KANDAHAR, Afghanistan, (Reuters) – Coalition forces killed 15 civilians in a shooting spree in Afghanistan’s southern Kandahar province today, the defence ministry said, in an incident likely to deepen the growing divide between Washington and Kabul.
Witnesses told Reuters they saw a group of U.S. soldiers arrive at their village in Kandahar’s Panjwayi district at around 2 am, enter homes and open fire.
An Afghan minister earlier told Reuters that a lone U.S. soldier had killed up to 16 people when he burst into homes in villages near his base in the middle of the night.
Panjwayi district is about 35 km (22 miles) west of the provincial capital Kandahar city. The district is considered the spiritual home of the Taliban.

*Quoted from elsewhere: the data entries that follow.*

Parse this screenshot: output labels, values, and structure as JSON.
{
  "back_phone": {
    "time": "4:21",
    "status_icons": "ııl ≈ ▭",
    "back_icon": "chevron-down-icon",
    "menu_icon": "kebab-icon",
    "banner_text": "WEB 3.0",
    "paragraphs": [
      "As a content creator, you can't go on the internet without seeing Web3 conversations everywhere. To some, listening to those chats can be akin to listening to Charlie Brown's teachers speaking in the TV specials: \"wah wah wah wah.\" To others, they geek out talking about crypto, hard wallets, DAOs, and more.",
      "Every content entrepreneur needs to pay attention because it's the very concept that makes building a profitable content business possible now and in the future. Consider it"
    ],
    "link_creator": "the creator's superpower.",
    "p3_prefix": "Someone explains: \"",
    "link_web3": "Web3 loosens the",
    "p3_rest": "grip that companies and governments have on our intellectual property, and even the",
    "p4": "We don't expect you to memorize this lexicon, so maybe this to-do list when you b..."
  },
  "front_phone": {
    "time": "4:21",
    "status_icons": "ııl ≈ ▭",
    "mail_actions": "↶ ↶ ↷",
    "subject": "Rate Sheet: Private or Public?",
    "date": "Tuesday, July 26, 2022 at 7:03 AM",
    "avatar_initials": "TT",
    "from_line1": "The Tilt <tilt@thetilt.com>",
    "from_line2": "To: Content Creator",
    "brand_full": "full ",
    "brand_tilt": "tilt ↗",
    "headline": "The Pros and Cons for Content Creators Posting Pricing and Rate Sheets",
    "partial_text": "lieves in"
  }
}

“The defence minister … is deeply shocked and saddened by the killings of 15 innocent civilians and the wounding of nine more at the hands of the coalition forces,” the ministry in Kabul said in a statement.

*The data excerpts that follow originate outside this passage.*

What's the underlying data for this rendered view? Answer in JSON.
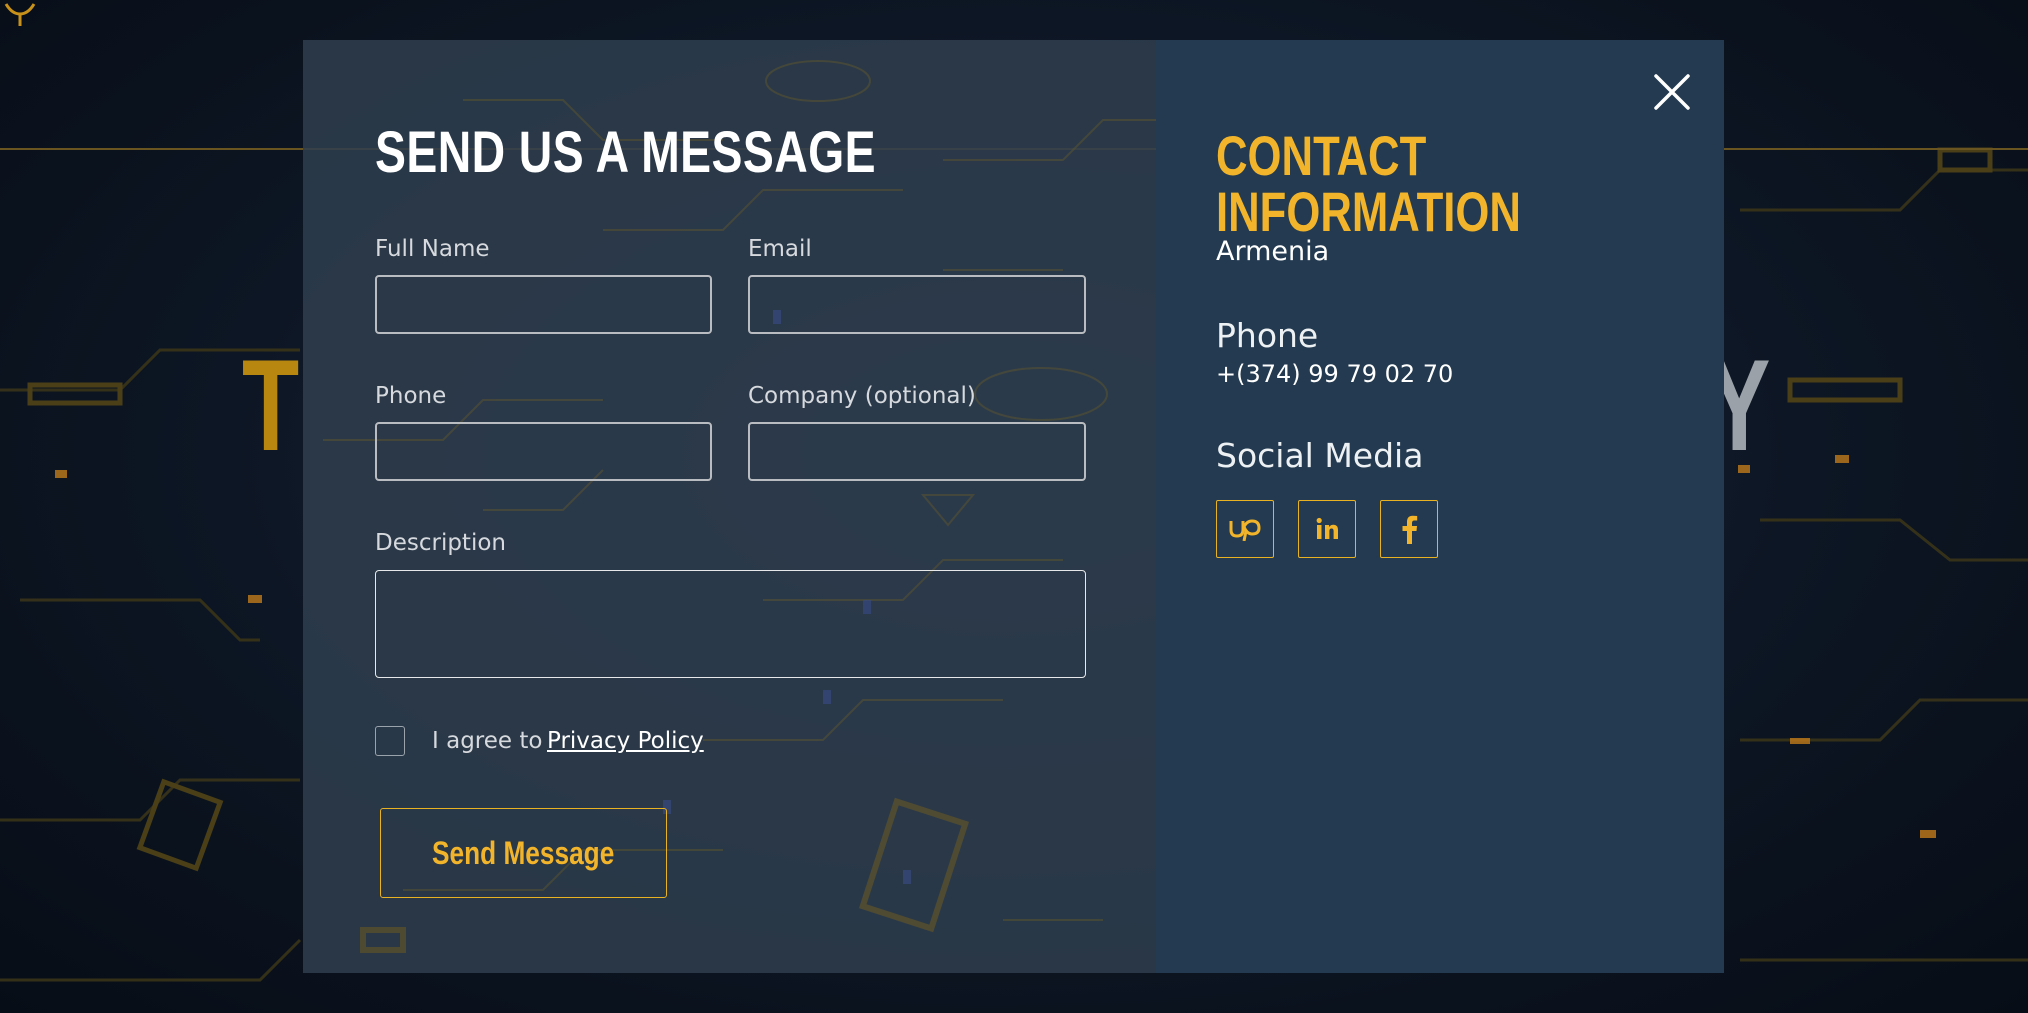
{
  "background": {
    "hero_left": "T",
    "hero_right": "Y"
  },
  "form": {
    "title": "SEND US A MESSAGE",
    "full_name_label": "Full Name",
    "full_name_value": "",
    "email_label": "Email",
    "email_value": "",
    "phone_label": "Phone",
    "phone_value": "",
    "company_label": "Company (optional)",
    "company_value": "",
    "description_label": "Description",
    "description_value": "",
    "agree_text": "I agree to",
    "privacy_link": "Privacy Policy",
    "agree_checked": false,
    "submit_label": "Send Message"
  },
  "contact": {
    "title": "CONTACT INFORMATION",
    "location": "Armenia",
    "phone_heading": "Phone",
    "phone_number": "+(374) 99 79 02 70",
    "social_heading": "Social Media",
    "social": [
      {
        "name": "upwork",
        "icon": "upwork-icon"
      },
      {
        "name": "linkedin",
        "icon": "linkedin-icon"
      },
      {
        "name": "facebook",
        "icon": "facebook-icon"
      }
    ]
  },
  "colors": {
    "accent": "#f2b42a",
    "form_panel": "#2e3e4e",
    "info_panel": "#233a50",
    "page_bg": "#0b1320"
  },
  "icons": {
    "close": "close-icon"
  }
}
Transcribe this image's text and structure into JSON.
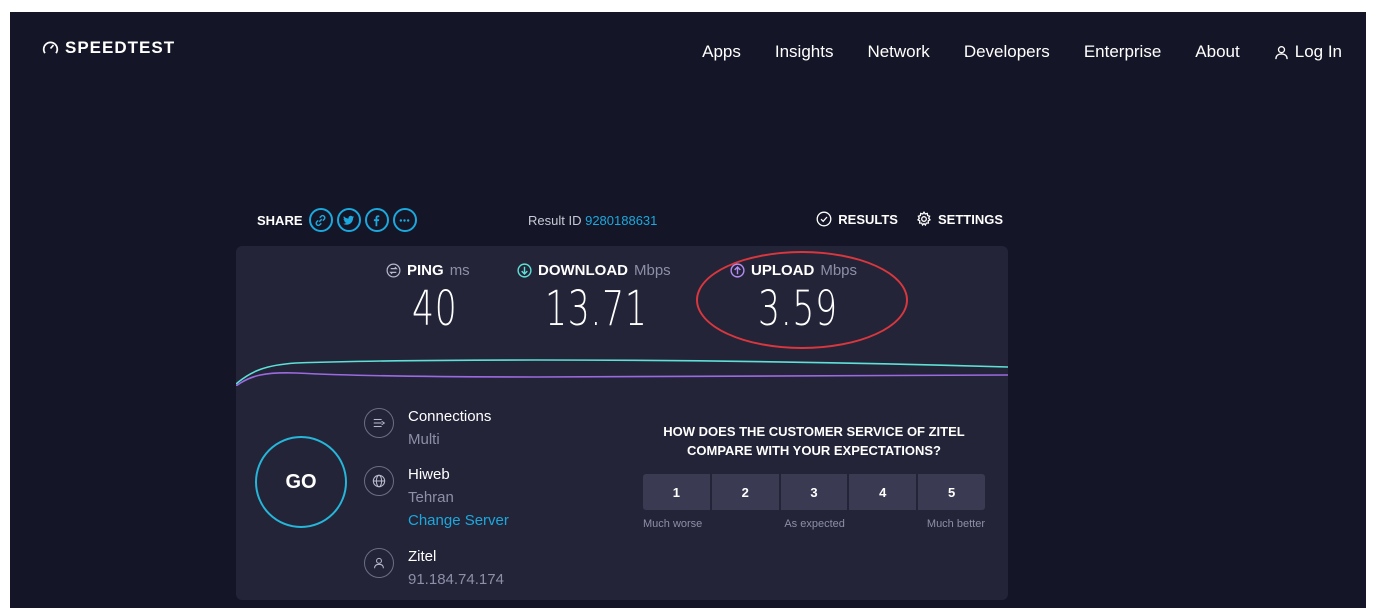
{
  "nav": {
    "logo_text": "SPEEDTEST",
    "links": [
      "Apps",
      "Insights",
      "Network",
      "Developers",
      "Enterprise",
      "About"
    ],
    "login_label": "Log In"
  },
  "toolbar": {
    "share_label": "SHARE",
    "share_icons": [
      "link-icon",
      "twitter-icon",
      "facebook-icon",
      "more-icon"
    ],
    "result_prefix": "Result ID",
    "result_id": "9280188631",
    "results_label": "RESULTS",
    "settings_label": "SETTINGS"
  },
  "metrics": {
    "ping": {
      "label": "PING",
      "unit": "ms",
      "value": "40"
    },
    "download": {
      "label": "DOWNLOAD",
      "unit": "Mbps",
      "value": "13.71"
    },
    "upload": {
      "label": "UPLOAD",
      "unit": "Mbps",
      "value": "3.59"
    }
  },
  "go_label": "GO",
  "connection": {
    "connections_title": "Connections",
    "connections_value": "Multi",
    "server_name": "Hiweb",
    "server_location": "Tehran",
    "change_server_label": "Change Server",
    "isp_name": "Zitel",
    "ip_address": "91.184.74.174"
  },
  "survey": {
    "question": "HOW DOES THE CUSTOMER SERVICE OF ZITEL COMPARE WITH YOUR EXPECTATIONS?",
    "ratings": [
      "1",
      "2",
      "3",
      "4",
      "5"
    ],
    "low_label": "Much worse",
    "mid_label": "As expected",
    "high_label": "Much better"
  },
  "colors": {
    "background": "#141526",
    "card": "#232438",
    "accent_blue": "#1ca8dd",
    "download_line": "#5ee0d6",
    "upload_line": "#9c6ae0",
    "highlight_ring": "#d8373e"
  }
}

The incident comes just weeks after U.S. soldiers burned copies of the Koran at a NATO base, triggering widespread anti-Western protests, and plunging already strained U.S.-Afghan ties to a new low.

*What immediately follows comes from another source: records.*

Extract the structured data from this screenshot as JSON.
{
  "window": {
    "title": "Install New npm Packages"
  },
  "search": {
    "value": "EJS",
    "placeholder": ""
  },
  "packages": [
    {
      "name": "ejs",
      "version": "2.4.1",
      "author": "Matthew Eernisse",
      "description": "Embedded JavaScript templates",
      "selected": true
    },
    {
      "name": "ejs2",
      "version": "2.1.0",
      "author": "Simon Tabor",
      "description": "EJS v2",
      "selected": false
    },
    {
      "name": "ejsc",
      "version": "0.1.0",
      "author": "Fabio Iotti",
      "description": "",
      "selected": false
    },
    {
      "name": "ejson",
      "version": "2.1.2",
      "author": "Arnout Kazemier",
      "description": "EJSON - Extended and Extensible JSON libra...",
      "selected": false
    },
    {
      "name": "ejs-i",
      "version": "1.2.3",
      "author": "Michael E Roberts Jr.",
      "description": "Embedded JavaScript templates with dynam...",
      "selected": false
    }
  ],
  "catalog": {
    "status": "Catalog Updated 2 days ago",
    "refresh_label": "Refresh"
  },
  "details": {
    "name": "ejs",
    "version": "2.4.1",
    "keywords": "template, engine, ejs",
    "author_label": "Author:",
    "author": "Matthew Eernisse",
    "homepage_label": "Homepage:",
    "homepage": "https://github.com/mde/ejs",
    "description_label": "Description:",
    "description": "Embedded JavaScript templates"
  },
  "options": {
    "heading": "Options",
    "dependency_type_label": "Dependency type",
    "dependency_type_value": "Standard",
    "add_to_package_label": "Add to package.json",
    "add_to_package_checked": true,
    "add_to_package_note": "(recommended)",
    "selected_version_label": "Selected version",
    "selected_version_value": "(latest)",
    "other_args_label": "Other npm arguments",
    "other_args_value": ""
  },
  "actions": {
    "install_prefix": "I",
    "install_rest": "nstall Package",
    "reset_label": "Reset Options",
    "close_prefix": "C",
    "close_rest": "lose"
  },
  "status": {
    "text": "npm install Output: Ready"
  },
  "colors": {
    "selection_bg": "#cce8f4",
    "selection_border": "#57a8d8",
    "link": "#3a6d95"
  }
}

NATO’s International Security Assistance Force (ISAF) said it had detained one of its soldiers and that an investigation was under way. It said the soldier reportedly went to more than one village near his base.
“I cannot explain the motivation behind such callous acts, but they were in no way part of authorized ISAF military activity,” ISAF deputy commander Lt. Gen. Adrian Bradshaw said in the statement.
The Minister of Border and Tribal Affairs Asadullah Khalid, who is investigating the incident, said the soldier entered three homes, killing 11 people in the first one.
Civilian casualties have been a major source of friction between President Hamid Karzai’s Western-backed government and U.S.-led NATO forces in Afghanistan.
The Afghan Interior Ministry condemned the shootings, which could intensify friction between Washington and Kabul as NATO prepares to hand over all security responsibilities to Afghans by the end of 2014, a process which has already started.
The Koran burning and the violence that followed, including a spate of deadly attacks against U.S. soldiers, tested brittle ties between the governments of Karzai and President Barack Obama and underscored the challenges that the West faces even as it moves to withdraw.
All foreign combat troops will withdraw by end-2014 from a costly war that has become increasingly unpopular.